Family-friendly pizza buffet chain Cicis has been around since 1985. But while having those decades of history was great for brand building, it also meant that some of the restaurant’s listings were still stuck in the Reagan era — and, so, in 2015, Cicis embarked on a comprehensive redesign aimed at correcting its outdated location data and revitalizing its digital presence.
“Before, whenever people searched for some of our restaurants — or searched in some of our areas — they would just see a big list. It listed out every single restaurant, their hours, and there was not a lot of differentiating content in there,” Douglas Kwong, digital director at Cicis, explained following his session at last week’s LocationWorld conference. “The other problem was that people were going to Yelp or Foursquare and seeing a lot of outdated content. We got quite a few people who called us and complained, saying, ‘I drove 45 minutes to come to your restaurant, and it was closed. What’s going on?’ Or, ‘they’re closed down for good. The hours are wrong.'”
To address this discrepancy, Cicis leveraged Yext’s Location Cloud (full disclosure: Yext is GeoMarketing’s parent company. More details on that relationship here) to manage and update location information for each restaurant from a single dashboard — using Yext Pages and Listings specifically.
“Ever since we got Pages and Listings up and running, we have been able to grow organic search,” Kwong said. “Now, we are at 75 percent of mobile traffic coming in. Much of that can be attributed to the location data focus that we have been placing on our restaurants in the past year.” The company corrected a reported 14,000+ addresses and 60,000+ restaurant names during the redesign — and the subsequent traffic increase reflects the growing importance of location management in the fragmented mobile age.
Location En Espanol
But while correcting its listings and optimizing its presence in search rankings was a huge part of what Cicis set out to do, the company aimed to do more, Kwong said in his session. Cicis recognized that it had a large Hispanic customer base, and so it launched an app with dual English and Spanish language functionality built in. This aimed to offer the more personalized experience that today’s consumers expect when searching for restaurant locations, menu items, and more — without them having to take the time to download a secondary app.

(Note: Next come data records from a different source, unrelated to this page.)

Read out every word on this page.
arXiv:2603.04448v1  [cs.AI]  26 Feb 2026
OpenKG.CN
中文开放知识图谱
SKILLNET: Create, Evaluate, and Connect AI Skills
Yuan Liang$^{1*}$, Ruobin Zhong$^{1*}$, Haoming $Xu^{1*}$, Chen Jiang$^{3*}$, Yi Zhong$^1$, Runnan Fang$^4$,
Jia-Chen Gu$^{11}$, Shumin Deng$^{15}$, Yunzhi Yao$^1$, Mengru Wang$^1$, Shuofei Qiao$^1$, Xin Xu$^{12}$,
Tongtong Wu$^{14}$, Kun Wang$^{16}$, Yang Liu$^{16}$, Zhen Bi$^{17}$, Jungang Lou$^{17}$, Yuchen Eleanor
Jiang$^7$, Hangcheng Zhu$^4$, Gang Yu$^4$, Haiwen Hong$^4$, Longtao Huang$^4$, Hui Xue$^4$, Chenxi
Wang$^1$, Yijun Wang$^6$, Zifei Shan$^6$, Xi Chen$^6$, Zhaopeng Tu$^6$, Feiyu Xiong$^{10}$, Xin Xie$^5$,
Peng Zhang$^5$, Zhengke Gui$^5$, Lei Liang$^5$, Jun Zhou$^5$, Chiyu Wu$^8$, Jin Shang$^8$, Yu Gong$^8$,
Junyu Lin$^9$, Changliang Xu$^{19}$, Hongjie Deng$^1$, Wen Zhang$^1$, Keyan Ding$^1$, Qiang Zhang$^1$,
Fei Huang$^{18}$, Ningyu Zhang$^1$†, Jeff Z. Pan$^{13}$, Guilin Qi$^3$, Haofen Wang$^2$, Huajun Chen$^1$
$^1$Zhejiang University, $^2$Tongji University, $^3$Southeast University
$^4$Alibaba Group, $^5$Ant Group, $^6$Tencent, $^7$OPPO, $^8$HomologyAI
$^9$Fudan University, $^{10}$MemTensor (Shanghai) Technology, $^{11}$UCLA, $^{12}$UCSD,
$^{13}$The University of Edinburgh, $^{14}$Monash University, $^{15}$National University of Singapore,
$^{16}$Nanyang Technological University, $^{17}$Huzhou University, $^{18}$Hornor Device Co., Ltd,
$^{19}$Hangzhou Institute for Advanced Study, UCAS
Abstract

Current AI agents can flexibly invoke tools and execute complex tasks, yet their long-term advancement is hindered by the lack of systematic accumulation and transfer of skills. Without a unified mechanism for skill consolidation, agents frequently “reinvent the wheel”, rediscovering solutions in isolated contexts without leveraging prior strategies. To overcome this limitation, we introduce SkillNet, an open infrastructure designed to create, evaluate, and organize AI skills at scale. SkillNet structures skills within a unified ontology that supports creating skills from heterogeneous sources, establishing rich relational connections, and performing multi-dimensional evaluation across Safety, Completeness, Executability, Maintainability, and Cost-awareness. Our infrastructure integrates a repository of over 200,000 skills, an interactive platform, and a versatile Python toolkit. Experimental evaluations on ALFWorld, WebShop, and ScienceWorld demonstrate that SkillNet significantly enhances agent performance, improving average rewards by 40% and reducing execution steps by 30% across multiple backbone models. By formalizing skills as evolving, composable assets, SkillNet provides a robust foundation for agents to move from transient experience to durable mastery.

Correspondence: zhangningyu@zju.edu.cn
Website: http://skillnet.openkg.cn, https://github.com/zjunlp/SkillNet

“If I download an app and it doesn’t do exactly what I think it’s going to do, or I have to do a lot of work to try to find something, I’ll delete it,” Kwong said. “That’s not something that we wanted our customers to do. We knew that our target demographic was ethnically diverse, and a lot of the parents of our target demographic speak Spanish. They speak Spanish at home, but their kids — when they go off to work or to school — they speak predominantly English. We wanted to build an app where the kids could look at whatever things they needed to look at on the phone — maybe it’s a game, or looking at their loyalty status. But then when the device goes back to the parent and they need to find a location, they could do that all in Spanish. We didn’t want to have them download two separate apps for that. We were really just trying to make it as easy as possible for them, and [that’s something] that has been a big success.”